The law also states that no child shall be forced to live together or separately in any nursing home or elsewhere against his or her parents or both. Children will regularly inquire about the health of their parents, provide necessary medical treatment and care. Not only that, the law also says to provide regular companionship to parents. If a child’s wife, child or any other near relative prevents the child from fulfilling his duty to the aged parents, they will also be guilty of the same offence. They can also be brought under the punishment under this Act.

According to section 3 (7) of the Parental Maintenance Act, ‘If either parent or both, live separately without living with the children, each child of the said parent shall receive a reasonable amount from his daily income, monthly income or annual income. shall pay regularly to either parent, or both as the case may be. Or shall spend at least ten percent of the monthly income for the maintenance of the parents.’

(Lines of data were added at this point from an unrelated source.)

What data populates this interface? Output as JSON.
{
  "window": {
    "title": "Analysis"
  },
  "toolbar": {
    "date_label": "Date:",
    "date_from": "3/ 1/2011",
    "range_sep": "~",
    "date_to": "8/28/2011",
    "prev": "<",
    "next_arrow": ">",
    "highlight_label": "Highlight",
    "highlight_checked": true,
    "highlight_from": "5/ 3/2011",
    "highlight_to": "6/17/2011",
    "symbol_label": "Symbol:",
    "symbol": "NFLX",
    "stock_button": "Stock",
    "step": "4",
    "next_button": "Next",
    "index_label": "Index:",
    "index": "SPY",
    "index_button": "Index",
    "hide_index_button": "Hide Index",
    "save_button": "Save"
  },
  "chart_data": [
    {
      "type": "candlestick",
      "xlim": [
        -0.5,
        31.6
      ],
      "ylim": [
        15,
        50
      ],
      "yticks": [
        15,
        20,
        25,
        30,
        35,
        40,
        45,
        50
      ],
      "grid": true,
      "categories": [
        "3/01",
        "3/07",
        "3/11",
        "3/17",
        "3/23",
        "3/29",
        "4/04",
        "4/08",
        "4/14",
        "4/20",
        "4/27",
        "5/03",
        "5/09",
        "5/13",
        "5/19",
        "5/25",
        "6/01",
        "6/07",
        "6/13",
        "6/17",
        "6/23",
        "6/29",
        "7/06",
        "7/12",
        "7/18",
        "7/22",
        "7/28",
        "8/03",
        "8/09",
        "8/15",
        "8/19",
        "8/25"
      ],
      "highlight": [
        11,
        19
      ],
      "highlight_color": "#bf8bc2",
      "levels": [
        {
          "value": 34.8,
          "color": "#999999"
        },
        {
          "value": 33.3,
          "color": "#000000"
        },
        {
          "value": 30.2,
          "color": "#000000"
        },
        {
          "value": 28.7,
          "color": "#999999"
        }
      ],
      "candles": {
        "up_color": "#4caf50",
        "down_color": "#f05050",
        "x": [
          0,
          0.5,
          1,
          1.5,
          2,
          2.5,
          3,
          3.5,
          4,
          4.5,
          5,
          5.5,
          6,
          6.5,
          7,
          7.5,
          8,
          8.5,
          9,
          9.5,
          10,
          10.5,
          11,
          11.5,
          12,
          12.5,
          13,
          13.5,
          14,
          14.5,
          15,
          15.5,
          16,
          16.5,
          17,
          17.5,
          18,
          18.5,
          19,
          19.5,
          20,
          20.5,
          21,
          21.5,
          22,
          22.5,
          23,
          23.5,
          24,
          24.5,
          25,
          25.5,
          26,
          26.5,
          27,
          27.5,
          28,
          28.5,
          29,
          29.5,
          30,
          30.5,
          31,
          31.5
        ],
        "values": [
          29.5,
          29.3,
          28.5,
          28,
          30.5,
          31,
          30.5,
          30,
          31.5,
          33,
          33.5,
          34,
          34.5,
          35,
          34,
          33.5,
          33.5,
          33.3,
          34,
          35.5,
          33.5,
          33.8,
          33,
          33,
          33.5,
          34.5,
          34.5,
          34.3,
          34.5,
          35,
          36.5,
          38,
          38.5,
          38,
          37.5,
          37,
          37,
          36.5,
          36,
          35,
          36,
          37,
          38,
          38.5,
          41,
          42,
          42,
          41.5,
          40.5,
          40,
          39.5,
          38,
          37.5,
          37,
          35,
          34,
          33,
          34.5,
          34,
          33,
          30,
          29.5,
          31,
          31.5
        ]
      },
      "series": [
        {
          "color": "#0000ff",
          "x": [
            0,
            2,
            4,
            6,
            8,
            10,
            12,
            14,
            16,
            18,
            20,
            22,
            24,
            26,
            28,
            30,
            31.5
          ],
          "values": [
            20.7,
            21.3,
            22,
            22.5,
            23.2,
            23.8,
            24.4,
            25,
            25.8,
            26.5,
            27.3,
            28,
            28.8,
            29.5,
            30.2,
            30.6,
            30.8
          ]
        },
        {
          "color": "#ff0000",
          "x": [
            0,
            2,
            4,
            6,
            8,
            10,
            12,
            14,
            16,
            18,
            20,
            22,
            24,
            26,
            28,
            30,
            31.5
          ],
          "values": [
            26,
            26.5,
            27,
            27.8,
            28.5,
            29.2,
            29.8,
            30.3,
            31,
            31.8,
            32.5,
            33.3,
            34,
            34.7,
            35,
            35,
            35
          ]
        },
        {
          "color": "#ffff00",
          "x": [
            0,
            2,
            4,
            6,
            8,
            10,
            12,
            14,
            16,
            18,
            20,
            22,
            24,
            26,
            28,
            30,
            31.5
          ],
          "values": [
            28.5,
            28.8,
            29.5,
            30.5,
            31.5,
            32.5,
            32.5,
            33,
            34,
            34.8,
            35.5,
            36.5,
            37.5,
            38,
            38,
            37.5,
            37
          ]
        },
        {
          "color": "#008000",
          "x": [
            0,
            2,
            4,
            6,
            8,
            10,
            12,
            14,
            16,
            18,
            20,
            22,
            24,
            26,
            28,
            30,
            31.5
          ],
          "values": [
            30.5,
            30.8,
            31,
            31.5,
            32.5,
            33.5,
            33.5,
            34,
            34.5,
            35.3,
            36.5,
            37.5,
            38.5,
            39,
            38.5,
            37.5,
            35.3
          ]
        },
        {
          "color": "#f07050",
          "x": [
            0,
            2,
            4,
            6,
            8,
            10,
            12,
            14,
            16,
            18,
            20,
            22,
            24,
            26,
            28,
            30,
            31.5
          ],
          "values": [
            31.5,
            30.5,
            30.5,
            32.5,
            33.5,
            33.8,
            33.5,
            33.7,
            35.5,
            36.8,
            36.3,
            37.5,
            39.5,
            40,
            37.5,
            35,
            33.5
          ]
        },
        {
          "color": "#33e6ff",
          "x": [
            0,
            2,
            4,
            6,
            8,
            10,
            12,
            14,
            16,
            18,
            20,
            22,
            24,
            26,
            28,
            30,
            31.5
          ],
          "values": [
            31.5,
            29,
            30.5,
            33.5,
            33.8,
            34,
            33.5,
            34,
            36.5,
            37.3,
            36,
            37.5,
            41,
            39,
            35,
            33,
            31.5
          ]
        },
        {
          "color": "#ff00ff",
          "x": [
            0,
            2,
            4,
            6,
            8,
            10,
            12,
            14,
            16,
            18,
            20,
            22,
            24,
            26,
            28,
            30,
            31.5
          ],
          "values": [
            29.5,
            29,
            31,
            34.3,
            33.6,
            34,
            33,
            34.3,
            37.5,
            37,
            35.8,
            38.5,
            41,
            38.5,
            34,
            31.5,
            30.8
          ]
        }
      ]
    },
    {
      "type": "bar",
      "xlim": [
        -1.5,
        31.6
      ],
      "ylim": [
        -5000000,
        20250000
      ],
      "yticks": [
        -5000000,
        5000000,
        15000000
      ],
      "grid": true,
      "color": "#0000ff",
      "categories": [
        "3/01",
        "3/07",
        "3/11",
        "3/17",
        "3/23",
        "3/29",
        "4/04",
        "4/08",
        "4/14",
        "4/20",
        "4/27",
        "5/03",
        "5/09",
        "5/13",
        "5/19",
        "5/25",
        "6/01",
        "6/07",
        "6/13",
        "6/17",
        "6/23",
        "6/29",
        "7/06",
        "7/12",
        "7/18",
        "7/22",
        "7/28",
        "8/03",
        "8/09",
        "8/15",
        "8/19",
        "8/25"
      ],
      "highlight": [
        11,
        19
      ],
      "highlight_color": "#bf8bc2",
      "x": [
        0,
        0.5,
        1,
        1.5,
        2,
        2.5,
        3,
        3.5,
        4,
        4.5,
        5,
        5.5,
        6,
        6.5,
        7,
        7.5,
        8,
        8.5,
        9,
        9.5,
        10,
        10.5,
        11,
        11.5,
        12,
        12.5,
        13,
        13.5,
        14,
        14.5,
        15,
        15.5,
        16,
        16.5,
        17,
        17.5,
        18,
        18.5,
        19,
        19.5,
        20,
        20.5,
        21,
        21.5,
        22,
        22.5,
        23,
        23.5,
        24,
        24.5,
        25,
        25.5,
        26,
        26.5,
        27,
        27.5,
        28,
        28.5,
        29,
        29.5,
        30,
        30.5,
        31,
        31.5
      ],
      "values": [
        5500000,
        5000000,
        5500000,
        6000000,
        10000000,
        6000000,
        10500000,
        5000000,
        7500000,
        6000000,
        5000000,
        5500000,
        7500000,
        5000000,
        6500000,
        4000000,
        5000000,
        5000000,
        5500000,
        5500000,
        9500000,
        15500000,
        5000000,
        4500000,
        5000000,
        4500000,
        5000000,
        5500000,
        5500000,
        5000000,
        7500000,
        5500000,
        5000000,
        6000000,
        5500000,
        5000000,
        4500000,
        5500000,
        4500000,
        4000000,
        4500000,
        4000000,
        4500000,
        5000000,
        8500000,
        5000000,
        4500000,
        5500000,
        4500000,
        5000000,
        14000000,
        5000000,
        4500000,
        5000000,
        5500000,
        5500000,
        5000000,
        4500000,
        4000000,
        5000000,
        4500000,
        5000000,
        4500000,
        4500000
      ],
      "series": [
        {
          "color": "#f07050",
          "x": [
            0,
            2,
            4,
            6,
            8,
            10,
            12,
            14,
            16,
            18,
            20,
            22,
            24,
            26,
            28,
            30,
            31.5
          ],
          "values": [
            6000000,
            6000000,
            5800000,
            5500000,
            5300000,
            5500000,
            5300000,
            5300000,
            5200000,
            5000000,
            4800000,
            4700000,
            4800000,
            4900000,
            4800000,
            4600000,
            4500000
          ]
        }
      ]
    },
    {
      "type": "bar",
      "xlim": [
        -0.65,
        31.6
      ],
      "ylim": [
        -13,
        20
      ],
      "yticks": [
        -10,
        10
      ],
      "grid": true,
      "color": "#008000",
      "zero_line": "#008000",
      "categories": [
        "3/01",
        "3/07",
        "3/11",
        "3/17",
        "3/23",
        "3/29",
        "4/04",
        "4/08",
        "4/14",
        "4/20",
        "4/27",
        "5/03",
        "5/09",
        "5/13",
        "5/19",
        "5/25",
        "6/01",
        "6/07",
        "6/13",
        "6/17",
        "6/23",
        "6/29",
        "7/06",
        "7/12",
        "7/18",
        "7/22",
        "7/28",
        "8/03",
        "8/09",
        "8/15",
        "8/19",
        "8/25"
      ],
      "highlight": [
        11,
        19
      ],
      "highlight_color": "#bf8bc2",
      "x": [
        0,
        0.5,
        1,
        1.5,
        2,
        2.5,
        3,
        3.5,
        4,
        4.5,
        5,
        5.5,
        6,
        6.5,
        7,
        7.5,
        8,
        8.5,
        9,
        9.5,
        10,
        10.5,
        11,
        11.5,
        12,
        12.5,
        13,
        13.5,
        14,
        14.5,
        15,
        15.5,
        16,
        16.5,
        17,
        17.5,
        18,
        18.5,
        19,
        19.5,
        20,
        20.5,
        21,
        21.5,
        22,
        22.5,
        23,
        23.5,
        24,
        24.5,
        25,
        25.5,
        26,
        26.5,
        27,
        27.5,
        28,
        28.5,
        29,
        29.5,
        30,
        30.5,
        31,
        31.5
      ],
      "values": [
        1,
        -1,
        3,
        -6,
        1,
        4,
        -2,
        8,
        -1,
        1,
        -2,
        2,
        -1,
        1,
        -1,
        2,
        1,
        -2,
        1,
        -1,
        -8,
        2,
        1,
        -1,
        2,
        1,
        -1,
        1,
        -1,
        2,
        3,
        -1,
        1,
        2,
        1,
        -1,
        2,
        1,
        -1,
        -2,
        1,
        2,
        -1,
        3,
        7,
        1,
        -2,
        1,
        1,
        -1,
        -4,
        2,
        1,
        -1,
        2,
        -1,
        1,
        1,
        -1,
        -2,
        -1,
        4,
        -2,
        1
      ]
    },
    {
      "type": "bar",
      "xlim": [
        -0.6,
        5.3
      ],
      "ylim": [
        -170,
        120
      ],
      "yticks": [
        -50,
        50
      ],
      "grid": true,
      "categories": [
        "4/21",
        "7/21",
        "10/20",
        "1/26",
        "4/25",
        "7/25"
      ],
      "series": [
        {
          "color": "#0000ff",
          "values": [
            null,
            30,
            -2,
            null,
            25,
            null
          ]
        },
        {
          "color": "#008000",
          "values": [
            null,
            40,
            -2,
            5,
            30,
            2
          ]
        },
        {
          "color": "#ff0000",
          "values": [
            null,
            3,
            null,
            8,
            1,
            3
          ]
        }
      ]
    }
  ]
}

A person who violates the Parental Maintenance Act will be tried in the court of a Judicial Magistrate of the First Class or a Metropolitan Magistrate. No court shall take cognizance of an offense committed under this Act without a written complaint by the father or mother. The Act has also included an arbitration clause.

According to Section 5 (1) of the Parental Maintenance Act 2013, if an elder makes such a complaint against his children and the complaint is proved, then they are liable to imprisonment for three months in default of payment of a fine of one lakh rupees. However, the use of this law is still very low in our country.

Wishing you all the best. You may not have a specific complaint yourself, but hopefully others will benefit from your question.